Cool temperatures, strong winds — even snow and hail — have kept gardeners out of the dirt this spring.
Last year at this time, it was 20 degrees and sunny, and gardeners were rolling up their sleeves, getting on their knees and planting vegetables and flowers.
This year, it has been an entirely different story.
Cool temperatures, strong winds — even snow and hail — have kept gardeners out of the dirt and waiting for the weather to change, said Christon Smith, one of the Island’s largest wholesalers of flower and vegetable plants.
“The greenhouses are bulging, absolutely bulging with plants and we’re just waiting for the sunshine to get people out into their gardens,” said the owner of C&C Growers in the Blenkinsop Valley.
C&C has 31 greenhouses on its eight acres and they’re maxed out as the retailers Smith supplies say the demand just isn’t there right now.
“We’re about 24 per cent down in sales compared to last year at this time,” he said.
C&C supplies grocery chains Thrifty Foods, Fairway Markets, Country Grocer and Quality Foods, as well as other plant retailers around the region.
“Right now they aren’t taking too much product because customers aren’t gardening yet,” Smith said.
Plantings are about three weeks behind last year and, while weather conditions are improving, warm, sunny days are still at a premium as winter goes out like a lion.
Environment Canada is forecasting sunshine today and a high of 13 C, but only clouds and showers through next week — and possibly the one after that — with temperatures between 12 and 13 C. Overnight lows will remain around 4 or 5 C.
The Farmer’s Almanac says April and May will have “near-normal temperatures” and be rainier than usual.
At Down to Earth Garden and Nursery in Metchosin, Kelly Chashai is calling it “spring-tober.”
“That’s what it is … we’re three weeks behind,” Chashai said. “We grow a lot of our own product and we have these big baskets of flowers and people aren’t seeing them because [people aren’t thinking about gardening].
“I think everyone just wants some sunshine and some happy flowers.”
When periods of sunshine do appear, retailers say customers are appearing.
Down to Earth also does landscaping design, and those jobs are also lagging as everyone waits for the weather to improve.
Chashai said they have a major design project in Sooke that has been delayed two weeks because it’s too muddy to work.
Gord Nickel, owner of Wildwood Outdoor Living Centre in Saanich, is telling gardeners to be patient.
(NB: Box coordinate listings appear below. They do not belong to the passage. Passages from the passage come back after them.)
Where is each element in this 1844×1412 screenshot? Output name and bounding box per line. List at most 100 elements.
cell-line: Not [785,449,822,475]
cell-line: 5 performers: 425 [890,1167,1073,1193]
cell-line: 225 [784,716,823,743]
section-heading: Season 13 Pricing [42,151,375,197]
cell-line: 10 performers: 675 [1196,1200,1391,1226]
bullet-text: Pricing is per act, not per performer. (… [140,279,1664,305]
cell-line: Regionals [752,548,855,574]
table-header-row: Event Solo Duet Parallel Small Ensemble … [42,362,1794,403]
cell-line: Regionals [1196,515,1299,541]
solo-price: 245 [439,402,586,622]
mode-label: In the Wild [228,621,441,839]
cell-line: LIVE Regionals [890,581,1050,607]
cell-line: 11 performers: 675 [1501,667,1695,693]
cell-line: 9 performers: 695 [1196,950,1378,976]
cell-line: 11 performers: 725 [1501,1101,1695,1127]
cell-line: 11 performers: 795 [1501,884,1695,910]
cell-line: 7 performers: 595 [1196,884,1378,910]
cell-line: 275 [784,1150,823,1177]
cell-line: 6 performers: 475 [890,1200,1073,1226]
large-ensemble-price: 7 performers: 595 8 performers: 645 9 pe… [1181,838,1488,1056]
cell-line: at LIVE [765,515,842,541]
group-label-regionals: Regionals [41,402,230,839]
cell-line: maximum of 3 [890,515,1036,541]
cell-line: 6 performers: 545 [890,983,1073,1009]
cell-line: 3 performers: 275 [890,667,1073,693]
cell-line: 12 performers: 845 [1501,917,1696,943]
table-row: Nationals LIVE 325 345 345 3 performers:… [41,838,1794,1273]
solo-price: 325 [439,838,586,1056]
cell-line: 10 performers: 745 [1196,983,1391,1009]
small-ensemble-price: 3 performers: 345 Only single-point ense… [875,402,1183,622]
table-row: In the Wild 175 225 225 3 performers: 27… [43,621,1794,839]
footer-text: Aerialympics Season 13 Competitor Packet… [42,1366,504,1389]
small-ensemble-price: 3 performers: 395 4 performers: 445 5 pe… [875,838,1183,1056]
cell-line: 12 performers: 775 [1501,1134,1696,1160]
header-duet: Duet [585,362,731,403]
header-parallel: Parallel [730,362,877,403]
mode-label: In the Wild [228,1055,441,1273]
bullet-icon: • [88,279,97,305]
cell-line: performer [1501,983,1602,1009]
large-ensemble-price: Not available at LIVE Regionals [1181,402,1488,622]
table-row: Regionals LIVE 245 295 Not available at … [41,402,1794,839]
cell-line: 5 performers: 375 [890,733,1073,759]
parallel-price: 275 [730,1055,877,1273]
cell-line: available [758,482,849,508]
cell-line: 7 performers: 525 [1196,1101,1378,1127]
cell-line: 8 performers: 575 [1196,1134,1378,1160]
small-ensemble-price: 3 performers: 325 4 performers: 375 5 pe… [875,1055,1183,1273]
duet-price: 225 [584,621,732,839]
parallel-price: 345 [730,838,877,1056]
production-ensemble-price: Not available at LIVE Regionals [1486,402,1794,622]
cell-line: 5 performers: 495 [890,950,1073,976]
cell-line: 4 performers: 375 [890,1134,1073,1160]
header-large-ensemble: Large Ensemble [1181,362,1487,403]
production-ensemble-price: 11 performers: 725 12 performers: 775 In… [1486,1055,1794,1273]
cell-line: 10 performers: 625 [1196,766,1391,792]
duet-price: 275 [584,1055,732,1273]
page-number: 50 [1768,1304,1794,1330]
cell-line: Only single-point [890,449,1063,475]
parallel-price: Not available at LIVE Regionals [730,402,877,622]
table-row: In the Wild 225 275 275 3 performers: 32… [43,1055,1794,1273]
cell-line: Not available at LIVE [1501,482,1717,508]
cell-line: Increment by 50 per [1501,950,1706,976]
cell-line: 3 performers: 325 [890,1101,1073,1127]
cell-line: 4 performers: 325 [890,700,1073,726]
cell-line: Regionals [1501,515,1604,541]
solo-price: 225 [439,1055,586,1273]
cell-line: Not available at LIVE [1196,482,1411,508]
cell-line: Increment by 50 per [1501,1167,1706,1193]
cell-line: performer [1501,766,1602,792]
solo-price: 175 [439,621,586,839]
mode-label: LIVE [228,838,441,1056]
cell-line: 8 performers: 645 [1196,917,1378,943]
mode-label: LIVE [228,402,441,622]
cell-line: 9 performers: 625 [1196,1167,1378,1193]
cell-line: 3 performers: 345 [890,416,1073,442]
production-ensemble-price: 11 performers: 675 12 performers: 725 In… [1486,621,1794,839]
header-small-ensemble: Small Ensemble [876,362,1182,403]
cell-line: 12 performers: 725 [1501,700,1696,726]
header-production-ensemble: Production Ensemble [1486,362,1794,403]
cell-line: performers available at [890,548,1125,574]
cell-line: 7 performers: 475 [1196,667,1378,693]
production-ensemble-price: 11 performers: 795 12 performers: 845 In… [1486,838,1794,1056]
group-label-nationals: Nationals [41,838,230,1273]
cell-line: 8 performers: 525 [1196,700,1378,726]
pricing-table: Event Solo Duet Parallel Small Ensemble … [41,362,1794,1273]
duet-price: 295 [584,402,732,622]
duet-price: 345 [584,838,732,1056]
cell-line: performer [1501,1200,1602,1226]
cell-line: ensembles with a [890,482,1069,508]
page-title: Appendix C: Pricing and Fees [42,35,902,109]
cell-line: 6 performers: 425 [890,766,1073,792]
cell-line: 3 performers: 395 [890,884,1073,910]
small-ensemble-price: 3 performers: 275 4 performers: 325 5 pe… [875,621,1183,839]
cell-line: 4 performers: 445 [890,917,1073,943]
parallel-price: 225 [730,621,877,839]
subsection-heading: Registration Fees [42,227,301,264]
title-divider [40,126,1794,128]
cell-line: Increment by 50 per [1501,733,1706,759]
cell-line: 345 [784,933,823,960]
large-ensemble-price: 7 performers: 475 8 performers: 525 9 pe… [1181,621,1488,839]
Warmer weather is coming, “it’s just not happening as quickly as we would want.”
Nickel said the cooler moist conditions are ideal for shrubs, fruit trees and ornamentals, but cooler overnight temperatures and too much moisture in the soil may not be so good for annual flowers.
Ideal overnight temperatures should be about 8 to 10 C, he said. “That’s when things start to roll … that’s when you can even start putting basil out.”
Business is down compared to a year ago, he said, but the centre remains brisk with traffic.
“A lot more people come in when the sun is shining. Today it was pouring and the sun came out and all of a sudden there were lots of people here,” he said.
“People here are asking a lot of questions about what to plant and when.”
Smith said C&C Growers has had to manage it greenhouses carefully, turning on heaters in the evenings and opening the doors during the day — and sometimes not watering the plants — just to keep them healthy. He estimates the heating bill this spring to be $45,000, “a huge expense” for his business.
With the greenhouses full, he has more than 400,000 “plugs” or starter plants ready to be replanted and grown for sale. So he’s waiting for the customer demand to start — now.
He said retail stores that would normally order 50 flats of plants a week are now only taking 20.
Smith said all it will take is a small warm stretch of weather.
“As soon as this weather cracks, it will be stand back and watch the animals feed … our five delivery trucks will be going 12 hours a day.”
Growers have been going through cycles since the pandemic. During 2020, many had record years as COVID-19 lockdowns generated thousands of new backyard and balcony gardens. Last year, business leveled off as the region was hit with record heat waves that withered plants and trees.
“It’s a crapshoot,” Smith said. “We live and die by the weather.”